WOT - od starożytnych Greków do wojny 4 generacji
Narodziny Wojsk Obrony Terytorialnej przeforsowane przez ministra Antoniego Macierewicza odbywały się w przedziwnych okolicznościach. Dyskusji publicznej ton nadawali wojskowi na czele z generalicją.WOT rysowano jako jakiś dziwoląg we współczesnym świecie mimo tak oczywistych przypadków jak rozbudowana obrona cywilna w Szwajcarii, Finlandii a nawet Stanach Zjednoczonych. Zaślepieni oponenci przedstawiali WOT jako kulę u nogi "prawdziwego wojska". Nawiasem mówiąc w cyklu tekstów będą staral się argumentować, że WOT jest "prawdziwszym" wojskiem od wojsk operacyjnych, co w tym momencie brzmi pewnie dziwnie.

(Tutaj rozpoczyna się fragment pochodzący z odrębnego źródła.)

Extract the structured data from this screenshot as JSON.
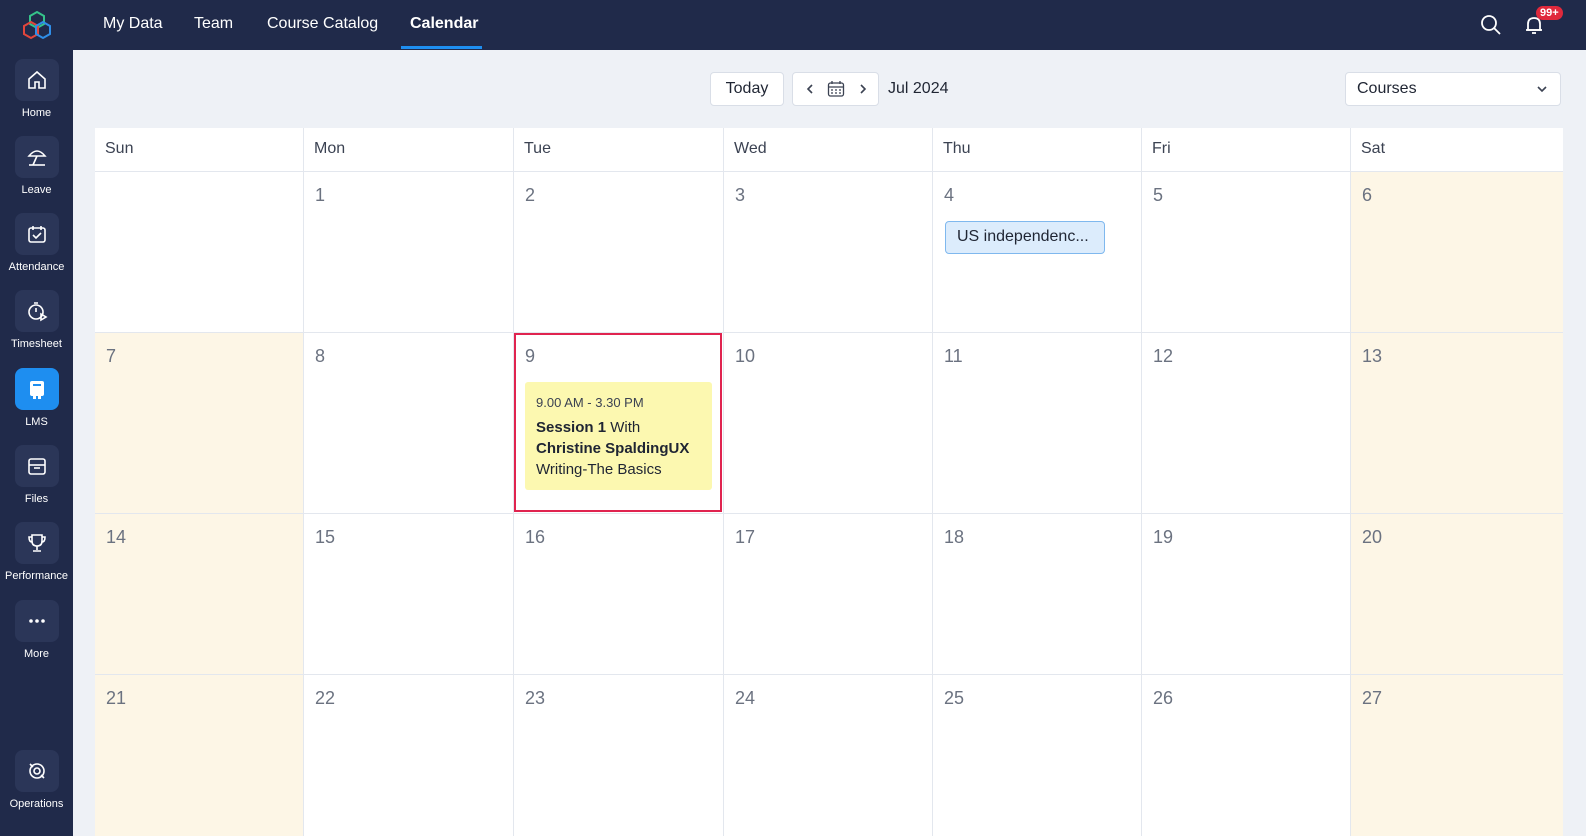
{
  "sidebar": {
    "items": [
      {
        "label": "Home",
        "icon": "home-icon"
      },
      {
        "label": "Leave",
        "icon": "beach-umbrella-icon"
      },
      {
        "label": "Attendance",
        "icon": "calendar-check-icon"
      },
      {
        "label": "Timesheet",
        "icon": "stopwatch-icon"
      },
      {
        "label": "LMS",
        "icon": "book-icon",
        "active": true
      },
      {
        "label": "Files",
        "icon": "folder-icon"
      },
      {
        "label": "Performance",
        "icon": "trophy-icon"
      },
      {
        "label": "More",
        "icon": "more-dots-icon"
      },
      {
        "label": "Operations",
        "icon": "operations-icon"
      }
    ]
  },
  "topnav": {
    "tabs": [
      {
        "label": "My Data"
      },
      {
        "label": "Team"
      },
      {
        "label": "Course Catalog"
      },
      {
        "label": "Calendar",
        "active": true
      }
    ],
    "notification_count": "99+"
  },
  "toolbar": {
    "today_label": "Today",
    "month_label": "Jul 2024",
    "courses_label": "Courses"
  },
  "calendar": {
    "weekdays": [
      "Sun",
      "Mon",
      "Tue",
      "Wed",
      "Thu",
      "Fri",
      "Sat"
    ],
    "weeks": [
      [
        "",
        "1",
        "2",
        "3",
        "4",
        "5",
        "6"
      ],
      [
        "7",
        "8",
        "9",
        "10",
        "11",
        "12",
        "13"
      ],
      [
        "14",
        "15",
        "16",
        "17",
        "18",
        "19",
        "20"
      ],
      [
        "21",
        "22",
        "23",
        "24",
        "25",
        "26",
        "27"
      ]
    ],
    "holiday": {
      "label": "US independenc...",
      "day": "4"
    },
    "event": {
      "day": "9",
      "time": "9.00 AM - 3.30 PM",
      "title_bold": "Session 1",
      "title_rest": " With",
      "title_line2": "Christine SpaldingUX",
      "title_line3": "Writing-The Basics"
    }
  },
  "colors": {
    "nav_bg": "#202a4a",
    "accent": "#1e8ef0",
    "weekend_bg": "#fdf6e6",
    "event_bg": "#fcf8b0",
    "highlight_border": "#e0244f",
    "holiday_bg": "#dcecfc"
  }
}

Plątanie się pod nogami miało polegać jakoby na ogromnej trudności zintegrowania nowej formacji z dotychczasowym świetnym systemem. Tej barierze miała towarzyszyć dla odmiany wielka łatwość marnotrawnego wchłaniania bezcennych funduszy przydzielanych Ministerstwu Obrony Narodowej. Prostym i rozpowszechnionym sposobem stawiania do kąta WOT-u i jego obronców była wizja kryjących się po lasach dzieciaczków wyrzynanych przez bezwzględnych profesjonalistów z rosyjskiego Specnazu. Jeden z dyskutantów zapewniał, że WOT zostanie wymordowany bez straty jednego Specnazowca. Były też argumenty moralne. Jeden bardzo przemądrzały pułkownik zagrzmiał na mnie w dyskusji internetowej, że tacy jak ja będą mieli na sumieniu śmierć wielu młodych polskich chłopców.

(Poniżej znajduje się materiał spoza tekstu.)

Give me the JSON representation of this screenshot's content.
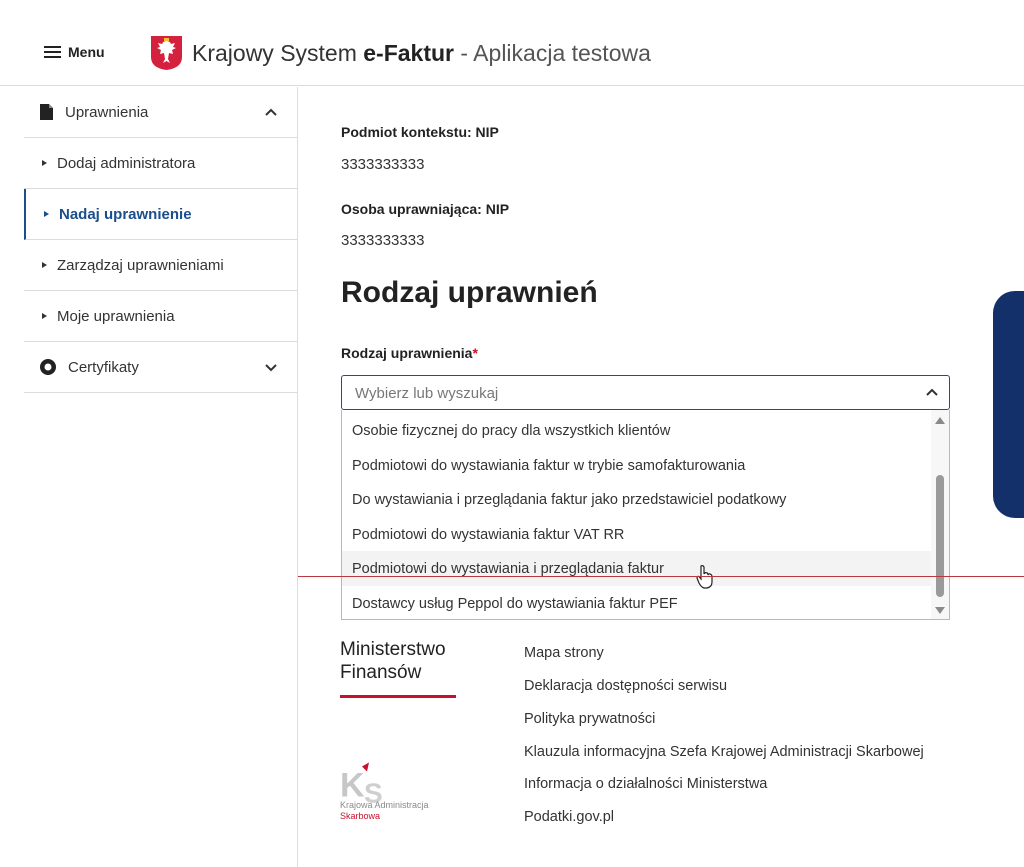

Idea patriotycznego obywatela-żołnierza zrodziła się w starożytnej Grecji. Wtedy wszyscy obywatele byli jednoczesnie żołnierzami. I ta forma wojskowości przez kilka wieków była bardzo skuteczna. Minęło ponad dwa i pół tysiąca lat w czasie, których na polu militarnym zdecydownie dominowało profesjonalne, zawodowe wojsko wyodrębnione w mniejszym albo większym stopniu od społeczeństwa. I całkiem niedawno pojawiło się pojęcie Wojny Czwartej Generacji, w której znalazło się bardzo dużo miejsca dla niedocenianych cywili-żołnierzy. Historia jakby zatoczyła koło w pewnym sensie.
Na początku VII stulecia przed narodzeniem Chrystusa Grecy wynaleźli idee obywatelskiego militaryzmu. Miejscem tym były miasta-państwa. Podstawę moralną można znaleźć w wypowiedzi Temistoklesa, który stwierdził, że zaden człowiek nie powinien być pooddany innemu i nikt obcy nie powinien deptać jego ziemi (w sensie militarnym oczywiście). Grecy cenili sobie wolność i gotowi byli oddać swe życie w jej obronie.
Dla unaocznienia całej sytuacji należy przypomnieć, że obywatele miast-państw w przeważającej wiekszości byli rolnikami i sadownikami (winorośla). Dla tych małych wśascicieli ziemskich ich skrawek ziemi był wszystkim, a polis było mikrokosmosem. Gdy zostały one zagrożone wszyscy obywatele spełniali swój przywilej. Nie dopuszczali do niego pozostałych mieszkańcąw zajmujacych się przede wszystkim handlem. Prawo do uczesnictwa w bitwach związane było z prawem do głosowania. I właśnie dzięki temu demokratycznemu mechanizmowi obywatele decydowali, że ramię w ramię staną w obronie swojej ziemi. To "ramię w ramię" należy rozumieć dosłownie, grecka falanga była tak skonstruowana, że chroniona tarczami kolumna parła do przodu dźgając posiadana bronią, czyli głównie mieczami. Syn chronił ojca, brat brata itd. A literalnie, tarcza współtowarzysza walki chroniła każdego żołnierza z prawej strony. Honor nie pozwalał na opuszczenie szeregów. Złamanie szyku oznaczało nie tylko hańbiące naruszenie kodu etycznego, ale mogło doprowadzić do wybicia wszystkich żołnierzy stanowiących falangę.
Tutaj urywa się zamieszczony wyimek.